2 – En principe, la responsabilité de l’architecte peut être retenue, même si le vice affectant les matériaux réemployés n’est pas normalement décelable lors de la construction
Petit rappel : dans le cadre de la garantie décennale, l’architecte est présumé responsable des dommages qui compromettent la solidité de l’ouvrage ou qui le rendent impropre à sa destination. Il ne peut s’exonérer de cette responsabilité que s’il démontre que les dommages proviennent d’une cause étrangère2.
La jurisprudence s’est montrée sévère avec les architectes s’agissant du choix des matériaux. La Cour de cassation considère ainsi que le fait que les matériaux ait été choisis par le maître d’ouvrage qui n’était pas notoirement compétent, et que le vice du matériau acheté n’était normalement pas décelable à l’époque de la construction, ne constituait pas une cause étrangère exonératoire pour l’architecte3.

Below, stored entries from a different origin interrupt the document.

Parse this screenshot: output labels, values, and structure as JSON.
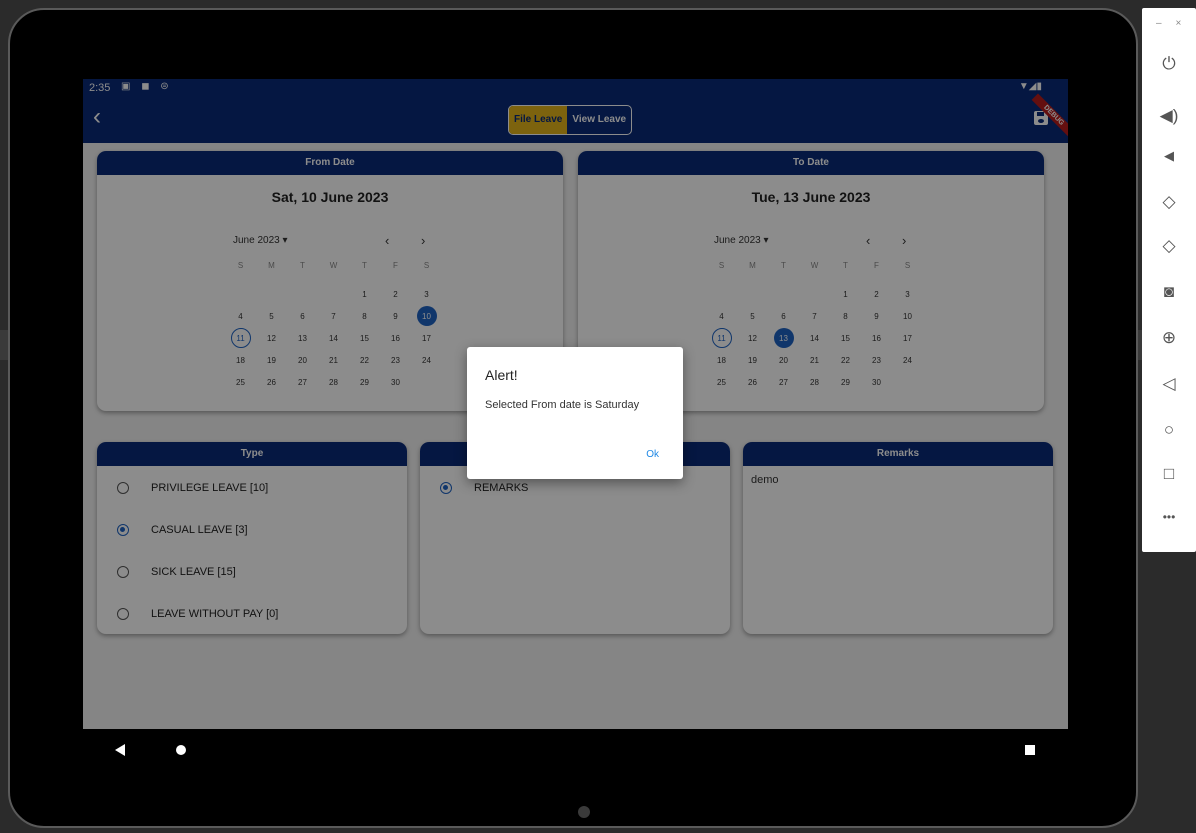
{
  "status_bar": {
    "time": "2:35",
    "left_icons": "▣ ◼ ⊜",
    "right_icons": "▼◢▮"
  },
  "app_bar": {
    "tabs": [
      {
        "label": "File Leave"
      },
      {
        "label": "View Leave"
      }
    ],
    "debug_banner": "DEBUG"
  },
  "from_date": {
    "header": "From Date",
    "selected_display": "Sat, 10 June 2023",
    "month_label": "June 2023 ▾",
    "weekdays": [
      "S",
      "M",
      "T",
      "W",
      "T",
      "F",
      "S"
    ],
    "selected_day": 10,
    "today_day": 11
  },
  "to_date": {
    "header": "To Date",
    "selected_display": "Tue, 13 June 2023",
    "month_label": "June 2023 ▾",
    "weekdays": [
      "S",
      "M",
      "T",
      "W",
      "T",
      "F",
      "S"
    ],
    "selected_day": 13,
    "today_day": 11
  },
  "calendar_days": [
    "",
    "",
    "",
    "",
    "1",
    "2",
    "3",
    "4",
    "5",
    "6",
    "7",
    "8",
    "9",
    "10",
    "11",
    "12",
    "13",
    "14",
    "15",
    "16",
    "17",
    "18",
    "19",
    "20",
    "21",
    "22",
    "23",
    "24",
    "25",
    "26",
    "27",
    "28",
    "29",
    "30"
  ],
  "type_card": {
    "header": "Type",
    "options": [
      {
        "label": "PRIVILEGE LEAVE [10]",
        "selected": false
      },
      {
        "label": "CASUAL LEAVE [3]",
        "selected": true
      },
      {
        "label": "SICK LEAVE [15]",
        "selected": false
      },
      {
        "label": "LEAVE WITHOUT PAY [0]",
        "selected": false
      }
    ]
  },
  "middle_card": {
    "options": [
      {
        "label": "REMARKS",
        "selected": true
      }
    ]
  },
  "remarks_card": {
    "header": "Remarks",
    "value": "demo"
  },
  "dialog": {
    "title": "Alert!",
    "message": "Selected From date is Saturday",
    "ok_label": "Ok"
  },
  "colors": {
    "primary": "#0a2a78",
    "accent": "#e3b51a",
    "selection": "#1e63c4"
  }
}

Ce que cette décision implique : vous devez partir du principe que vous avez la charge de contrôler, de manière approfondie et sérieuse, la qualité des matériaux issus du réemploi qui seront utilisés dans le cadre de la construction. Vous êtes en principe responsable des dommages que causeraient ces matériaux.
3 – Mais la responsabilité de l’architecte est écartée, en cas d’immixtion fautive du maître d’ouvrage ou d’une acceptation délibérée des risques par ce dernier
Si la solution énoncée précédemment paraît implacable, la Cour de cassation a néanmoins apporté un tempérament qui permet d’écarter la responsabilité de l’architecte.

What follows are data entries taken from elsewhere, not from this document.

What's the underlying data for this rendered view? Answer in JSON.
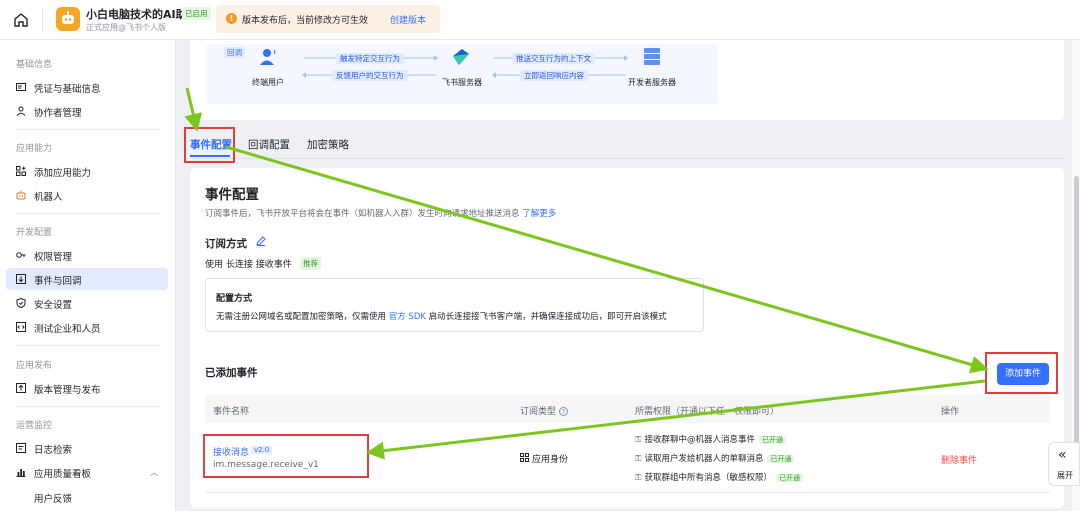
{
  "app": {
    "name": "小白电脑技术的AI助手",
    "badge": "已启用",
    "subtitle": "正式应用@飞书个人版"
  },
  "notice": {
    "text": "版本发布后，当前修改方可生效",
    "link": "创建版本"
  },
  "sidebar": {
    "sections": [
      {
        "title": "基础信息",
        "items": [
          "凭证与基础信息",
          "协作者管理"
        ]
      },
      {
        "title": "应用能力",
        "items": [
          "添加应用能力",
          "机器人"
        ]
      },
      {
        "title": "开发配置",
        "items": [
          "权限管理",
          "事件与回调",
          "安全设置",
          "测试企业和人员"
        ]
      },
      {
        "title": "应用发布",
        "items": [
          "版本管理与发布"
        ]
      },
      {
        "title": "运营监控",
        "items": [
          "日志检索",
          "应用质量看板",
          "用户反馈"
        ]
      }
    ]
  },
  "flow": {
    "tag": "回调",
    "nodes": [
      "终端用户",
      "飞书服务器",
      "开发者服务器"
    ],
    "labels": [
      "触发特定交互行为",
      "反馈用户的交互行为",
      "推送交互行为的上下文",
      "立即返回响应内容"
    ]
  },
  "tabs": [
    "事件配置",
    "回调配置",
    "加密策略"
  ],
  "event_config": {
    "title": "事件配置",
    "desc": "订阅事件后，飞书开放平台将会在事件（如机器人入群）发生时向请求地址推送消息",
    "desc_link": "了解更多",
    "sub_title": "订阅方式",
    "mode_text": "使用 长连接 接收事件",
    "mode_badge": "推荐",
    "config_title": "配置方式",
    "config_text_a": "无需注册公网域名或配置加密策略，仅需使用",
    "config_link": "官方 SDK",
    "config_text_b": "启动长连接接飞书客户端，并确保连接成功后，即可开启该模式",
    "added_title": "已添加事件",
    "add_button": "添加事件"
  },
  "table": {
    "headers": [
      "事件名称",
      "订阅类型",
      "所需权限（开通以下任一权限即可）",
      "操作"
    ],
    "rows": [
      {
        "name": "接收消息",
        "version": "v2.0",
        "key": "im.message.receive_v1",
        "type": "应用身份",
        "permissions": [
          {
            "text": "接收群聊中@机器人消息事件",
            "status": "已开通"
          },
          {
            "text": "读取用户发给机器人的单聊消息",
            "status": "已开通"
          },
          {
            "text": "获取群组中所有消息（敏感权限）",
            "status": "已开通"
          }
        ],
        "action": "删除事件"
      }
    ]
  },
  "expand_label": "展开",
  "colors": {
    "accent": "#3370ff",
    "annotation_red": "#e03e3e",
    "annotation_arrow": "#7cc51d"
  }
}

La jurisprudence a ainsi pu juger que dans une affaire où le client avait imposé l’utilisation de matériaux d’occasion ou de récupération à l’entreprise de travaux, sans faire appel à l’architecte (sauf pour la terminaison du chantier) et où le dit maître d’ouvrage s’était manifestement immiscé dans l’exécution des travaux, la responsabilité de l’architecte ne pouvait pas être engagée4.
Le juge rappelle dans cette décision que l’immixtion fautive du maître d’ouvrage ou l’acceptation délibérée des risques constituent une cause étrangère exonératoire pour l’architecte.

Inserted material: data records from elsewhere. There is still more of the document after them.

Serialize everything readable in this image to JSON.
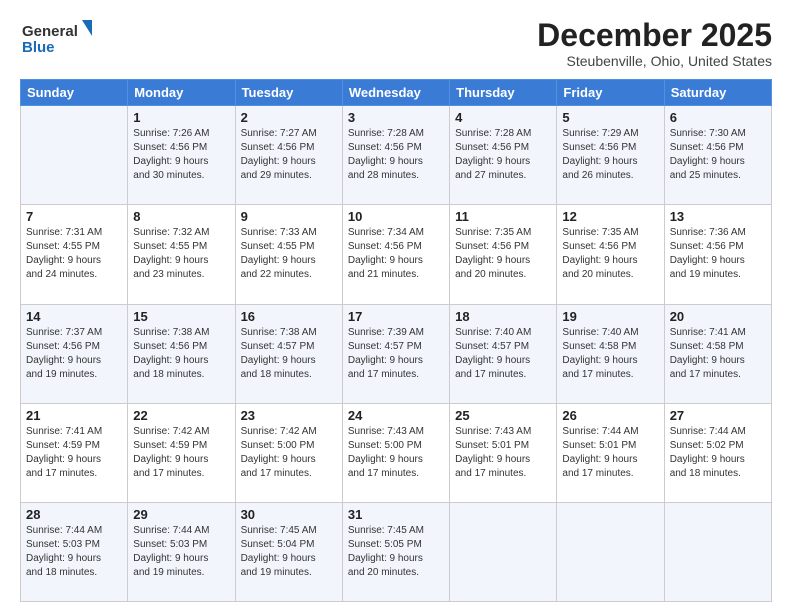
{
  "header": {
    "logo_general": "General",
    "logo_blue": "Blue",
    "main_title": "December 2025",
    "subtitle": "Steubenville, Ohio, United States"
  },
  "days": [
    "Sunday",
    "Monday",
    "Tuesday",
    "Wednesday",
    "Thursday",
    "Friday",
    "Saturday"
  ],
  "weeks": [
    [
      {
        "num": "",
        "info": ""
      },
      {
        "num": "1",
        "info": "Sunrise: 7:26 AM\nSunset: 4:56 PM\nDaylight: 9 hours\nand 30 minutes."
      },
      {
        "num": "2",
        "info": "Sunrise: 7:27 AM\nSunset: 4:56 PM\nDaylight: 9 hours\nand 29 minutes."
      },
      {
        "num": "3",
        "info": "Sunrise: 7:28 AM\nSunset: 4:56 PM\nDaylight: 9 hours\nand 28 minutes."
      },
      {
        "num": "4",
        "info": "Sunrise: 7:28 AM\nSunset: 4:56 PM\nDaylight: 9 hours\nand 27 minutes."
      },
      {
        "num": "5",
        "info": "Sunrise: 7:29 AM\nSunset: 4:56 PM\nDaylight: 9 hours\nand 26 minutes."
      },
      {
        "num": "6",
        "info": "Sunrise: 7:30 AM\nSunset: 4:56 PM\nDaylight: 9 hours\nand 25 minutes."
      }
    ],
    [
      {
        "num": "7",
        "info": "Sunrise: 7:31 AM\nSunset: 4:55 PM\nDaylight: 9 hours\nand 24 minutes."
      },
      {
        "num": "8",
        "info": "Sunrise: 7:32 AM\nSunset: 4:55 PM\nDaylight: 9 hours\nand 23 minutes."
      },
      {
        "num": "9",
        "info": "Sunrise: 7:33 AM\nSunset: 4:55 PM\nDaylight: 9 hours\nand 22 minutes."
      },
      {
        "num": "10",
        "info": "Sunrise: 7:34 AM\nSunset: 4:56 PM\nDaylight: 9 hours\nand 21 minutes."
      },
      {
        "num": "11",
        "info": "Sunrise: 7:35 AM\nSunset: 4:56 PM\nDaylight: 9 hours\nand 20 minutes."
      },
      {
        "num": "12",
        "info": "Sunrise: 7:35 AM\nSunset: 4:56 PM\nDaylight: 9 hours\nand 20 minutes."
      },
      {
        "num": "13",
        "info": "Sunrise: 7:36 AM\nSunset: 4:56 PM\nDaylight: 9 hours\nand 19 minutes."
      }
    ],
    [
      {
        "num": "14",
        "info": "Sunrise: 7:37 AM\nSunset: 4:56 PM\nDaylight: 9 hours\nand 19 minutes."
      },
      {
        "num": "15",
        "info": "Sunrise: 7:38 AM\nSunset: 4:56 PM\nDaylight: 9 hours\nand 18 minutes."
      },
      {
        "num": "16",
        "info": "Sunrise: 7:38 AM\nSunset: 4:57 PM\nDaylight: 9 hours\nand 18 minutes."
      },
      {
        "num": "17",
        "info": "Sunrise: 7:39 AM\nSunset: 4:57 PM\nDaylight: 9 hours\nand 17 minutes."
      },
      {
        "num": "18",
        "info": "Sunrise: 7:40 AM\nSunset: 4:57 PM\nDaylight: 9 hours\nand 17 minutes."
      },
      {
        "num": "19",
        "info": "Sunrise: 7:40 AM\nSunset: 4:58 PM\nDaylight: 9 hours\nand 17 minutes."
      },
      {
        "num": "20",
        "info": "Sunrise: 7:41 AM\nSunset: 4:58 PM\nDaylight: 9 hours\nand 17 minutes."
      }
    ],
    [
      {
        "num": "21",
        "info": "Sunrise: 7:41 AM\nSunset: 4:59 PM\nDaylight: 9 hours\nand 17 minutes."
      },
      {
        "num": "22",
        "info": "Sunrise: 7:42 AM\nSunset: 4:59 PM\nDaylight: 9 hours\nand 17 minutes."
      },
      {
        "num": "23",
        "info": "Sunrise: 7:42 AM\nSunset: 5:00 PM\nDaylight: 9 hours\nand 17 minutes."
      },
      {
        "num": "24",
        "info": "Sunrise: 7:43 AM\nSunset: 5:00 PM\nDaylight: 9 hours\nand 17 minutes."
      },
      {
        "num": "25",
        "info": "Sunrise: 7:43 AM\nSunset: 5:01 PM\nDaylight: 9 hours\nand 17 minutes."
      },
      {
        "num": "26",
        "info": "Sunrise: 7:44 AM\nSunset: 5:01 PM\nDaylight: 9 hours\nand 17 minutes."
      },
      {
        "num": "27",
        "info": "Sunrise: 7:44 AM\nSunset: 5:02 PM\nDaylight: 9 hours\nand 18 minutes."
      }
    ],
    [
      {
        "num": "28",
        "info": "Sunrise: 7:44 AM\nSunset: 5:03 PM\nDaylight: 9 hours\nand 18 minutes."
      },
      {
        "num": "29",
        "info": "Sunrise: 7:44 AM\nSunset: 5:03 PM\nDaylight: 9 hours\nand 19 minutes."
      },
      {
        "num": "30",
        "info": "Sunrise: 7:45 AM\nSunset: 5:04 PM\nDaylight: 9 hours\nand 19 minutes."
      },
      {
        "num": "31",
        "info": "Sunrise: 7:45 AM\nSunset: 5:05 PM\nDaylight: 9 hours\nand 20 minutes."
      },
      {
        "num": "",
        "info": ""
      },
      {
        "num": "",
        "info": ""
      },
      {
        "num": "",
        "info": ""
      }
    ]
  ]
}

4 – Les conseils (parce qu’un architecte averti en vaut deux)
1) Revoyez les contrats d’assurance et faites les adapter le cas échéant, pour vous assurer que le réemploi ne crée pas de risques qui ne seront pas couverts. Privilégiez les matériaux de réemploi qui sont vendus avec une garantie commerciale spécifique.
2) Ne lésinez pas sur les essais et les vérifications poussées (audit technique des matériaux), qui peuvent être réalisés par un tiers (bureau d’études), même si c’est le maître d’ouvrage qui a choisi les matériaux à réemployer et surtout si c’est un profane de la construction. Ne vous limitez pas à un contrôle visuel et ne choisissez que des matériaux pour lesquels vous disposez d’un maximum d’informations (inutile de jouer à la roulette russe, en choisissant des matériaux dont vous ignorez tout).
Si, à la suite de ces contrôles, vous avez un doute ou que vous déconseillez l’utilisation de tel ou tel matériau, n’oubliez pas de laisser une preuve (un courriel, dans lequel vous donnez un avis défavorable, et où vous exposez les risques de l’utilisation du matériau, fera l’affaire).
3) En amont du chantier dans l’idéal, envoyez un courrier (ou un courriel) à votre client, dans lequel vous l’informez des risques que les matériaux issus du réemploi, et que vous souhaitez utiliser, peuvent générer. Demandez-lui de valider formellement (par écrit) cette utilisation, et s’il accepte les risques qu’elle induit.
1. Rapport d’étude « Identification des freins et des leviers au réemploi de produits et matériaux de construction », Ademe, avril 2016, p. 99.
2. Article 1792 code civil.
3. C. cass., 3° Civ., 7 mars 1990, 88-14866.
4. C. cass., 3° Civ., 12 février 2013, 10-21041.